Talvez não haja grande diferença entre a sensação trazida por uma catástrofe natural e outra, criada voluntariamente por alguém. Um furacão furioso também pode se instalar nas fissuras humanas: tempestades nascem dentro de casas, vendavais que arrebatam ânimos, sopram palavras, cavam abismos. De repente, você está num território que se transformou: o terreno sólido virou desastre, cheio de ruínas. Os objetos parecem cacos, resquícios que se penduram nas paredes ou ficam esfriando nas gavetas, como fotografias que não se quer mais ver. Cenas e rostos reverberam, criando fantasmas – ou serão vapores de lembrança? E, antes disso, houve presságios, brigas inexplicáveis de gatos mansos, houve olhares furtivos e ausentes, a falta de gestos que primeiro não eram notados porque já existiam, espontâneos. Assim a natureza de repente muda: o céu tinha uma cor esquisita, disseram, antes do tsunami. Ainda era um céu, acima de nossas cabeças; nada extremo aconteceu como anúncio; não foi preciso que se revirasse a geografia nem que as nuvens escrevessem alfabetos pelo ar. Tudo sutilíssimo; apenas uma cor diferente, um tipo de vento que jamais arrepiou daquela maneira. E, minutos depois, a onda gigante arrastando sem trégua, tão violenta e poderosa quanto uma mensagem definitiva.

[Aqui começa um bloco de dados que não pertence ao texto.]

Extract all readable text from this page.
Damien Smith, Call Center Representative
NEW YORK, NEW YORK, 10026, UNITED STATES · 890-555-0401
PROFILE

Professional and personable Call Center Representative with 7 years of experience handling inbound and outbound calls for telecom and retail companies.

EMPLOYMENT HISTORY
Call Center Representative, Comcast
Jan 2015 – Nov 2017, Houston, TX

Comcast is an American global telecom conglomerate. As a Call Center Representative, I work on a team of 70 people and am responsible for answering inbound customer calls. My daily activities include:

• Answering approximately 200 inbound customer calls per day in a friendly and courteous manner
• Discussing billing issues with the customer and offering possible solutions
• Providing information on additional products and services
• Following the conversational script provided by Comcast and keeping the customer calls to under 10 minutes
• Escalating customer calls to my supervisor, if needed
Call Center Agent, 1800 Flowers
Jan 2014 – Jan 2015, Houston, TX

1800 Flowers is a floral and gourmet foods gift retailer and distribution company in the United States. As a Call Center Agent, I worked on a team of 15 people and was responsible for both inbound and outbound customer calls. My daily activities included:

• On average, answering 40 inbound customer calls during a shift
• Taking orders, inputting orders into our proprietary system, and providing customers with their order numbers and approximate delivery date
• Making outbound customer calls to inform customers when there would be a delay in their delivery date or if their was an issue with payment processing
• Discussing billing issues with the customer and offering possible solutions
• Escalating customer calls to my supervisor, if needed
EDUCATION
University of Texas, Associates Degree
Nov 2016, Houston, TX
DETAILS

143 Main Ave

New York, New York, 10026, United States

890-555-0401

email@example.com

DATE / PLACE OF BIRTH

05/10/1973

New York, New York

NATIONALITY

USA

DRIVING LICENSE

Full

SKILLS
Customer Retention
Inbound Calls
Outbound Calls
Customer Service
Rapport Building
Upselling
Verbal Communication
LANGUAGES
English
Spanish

E por falar em mensagem, eu procuro um livro-bússola, impossível. O poeta Vinícius de Moraes não deixou o contraponto, não escreveu Para perder um grande amor. Mário Faustino tampouco descobriu a solução em oráculos, a verdadeira “conjunção de agouros” que tanto pode atormentar, no poema “O homem e sua hora”. Fernando Pessoa – oh, meu Deus! – nem ele, com todos os seus geniais desdobramentos, é suficiente para lidar com desassossegos. Tem razão meu amigo Rafael Martins quando, numa de suas peças teatrais, diz que não há um procedimento para a vida. Como não há maneira de se salvar de calamidades – acrescento. Alguns elencam prevenções, treinamentos que dão uma (falsa) segurança; há os que constroem trincheiras, abrigos subterrâneos, pintam rotas de fuga e aprendem a se manter deitados em caso de relâmpago ou terremoto. Mas nada disso garante. A natureza, quando chega a seu limite, é implacável, embora aja somente como justiceira: sua violência é sempre uma resposta.
Quando se cria intencionalmente um desnorteio, a princípio tudo pode parecer diferente; pelo menos, a causa do desastre foi egoísta: alguém escolheu, hesitou no seu milésimo de ponderação – e depois decidiu. A sua decisão estourou uma represa, fez caírem aviões, despedaçou estilhaços de bomba, deixou um cogumelo de fumaça parada sobre o mesmo local, durante muito, muito tempo. Estava lá um homem que apertou o gatilho, o detonador – mas ele não importa. A única coisa que permanece é o choque, o inesperado desequilíbrio diante da catástrofe. Pelo mundo inteiro, creio que a sensação deve ser idêntica.